Is This It respeta reverencialmente al pasado (ya sean Television, Lou Reed, Blondie o la madre que les parió), tiene coherencia interna, tomó la escena mundial y le dio un pequeño resurgir al rock y, joder, son las canciones que bailaremos en nuestras verbenas. Importante eso, porque a diferencia de otros compañeros de generación, lo suyo el paso del tiempo lo ha hecho más importante, no menos.
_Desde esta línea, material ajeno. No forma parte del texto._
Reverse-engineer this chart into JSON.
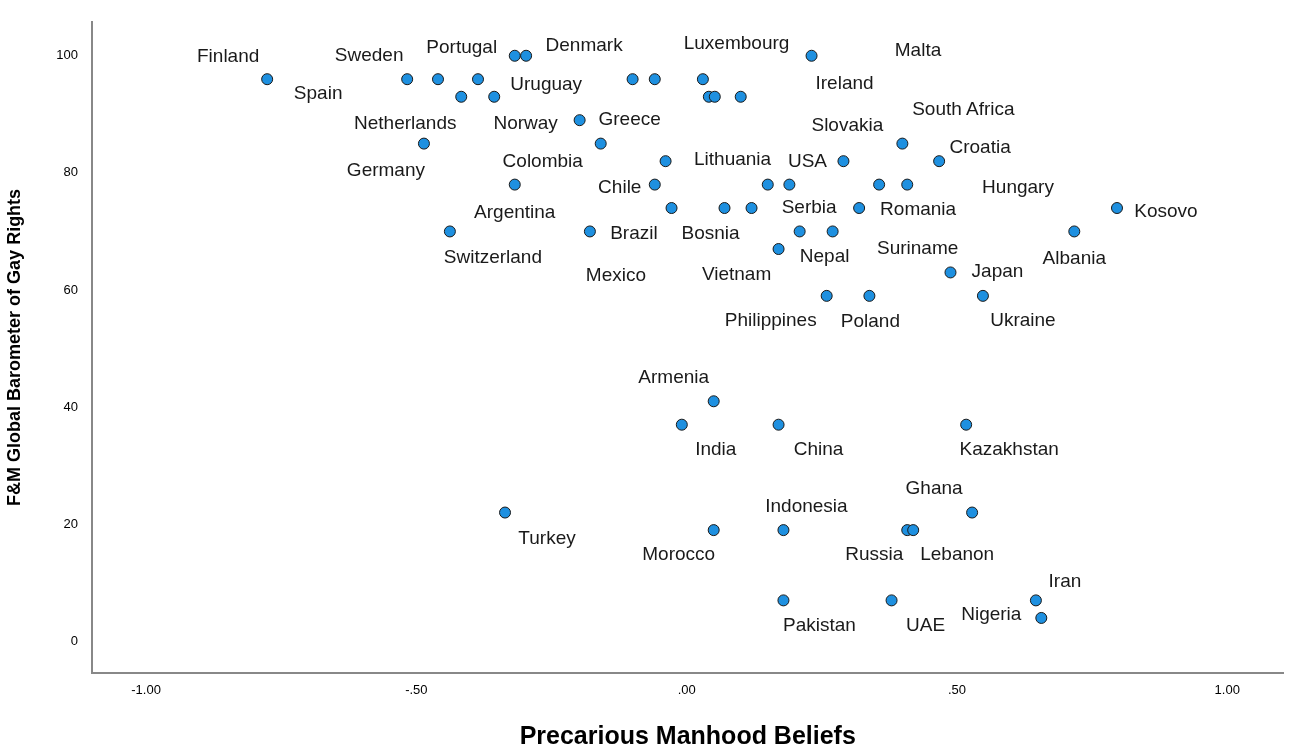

Para suceder a esa cumbre, ¿qué hicieron The Strokes? Pues repetir exactamente el mismo disco, pero con más mordiente en el sonido, idénticos ganchos (o incluso mejores ya que son capaces de pasar por encima la falta de sorpresa), jitazos más allá de singles y unas canciones que, mejor tocadas, aún no se han convertido en adultas. ‘What Ever Happened?’ deja claro lo que va a pasar: todo estará a la altura de sus mejores canciones, Moretti toca aún mejor la batería (simple, efectiva, raquítica) que en el debut y el disco entero parece acabado con muchísimo más criterio. Como si (y es una sensación que puede ser falsa) lo que en el debut lo hicieran por chiripa, en su segundo disco lo hicieran de manera consciente.

¿Pierde en la segunda mitad Room On Fire respecto a Is This It, como dijeron muchas de las críticas en su día? Puede que canción a canción no haya ni vaya a haber disco de los Strokes o coetáneos que aguante a Is This It. Pero, camino de las dos décadas de su lanzamiento (glups), es evidente que estamos ante dos discos fantásticos, que conviven juntos y son ya inseparables. Que, a ver, del tirón, vas diciendo los nombres de las canciones, incluso salteadas, y es imposible preguntarse cómo estos mentecatos volaron tan alto.

Repetid conmigo: Reptilia, Soma, What Ever Happened?, Barely Legal, 12:51, Last Nite, Meet Me In The Bathroom, Take It Or Leave It, Automatic Stop, Someday, The End Has No End, Hard to Explain…

Etc. ET-fucking-C. SIC TRANSIT GLORIA MUNDI.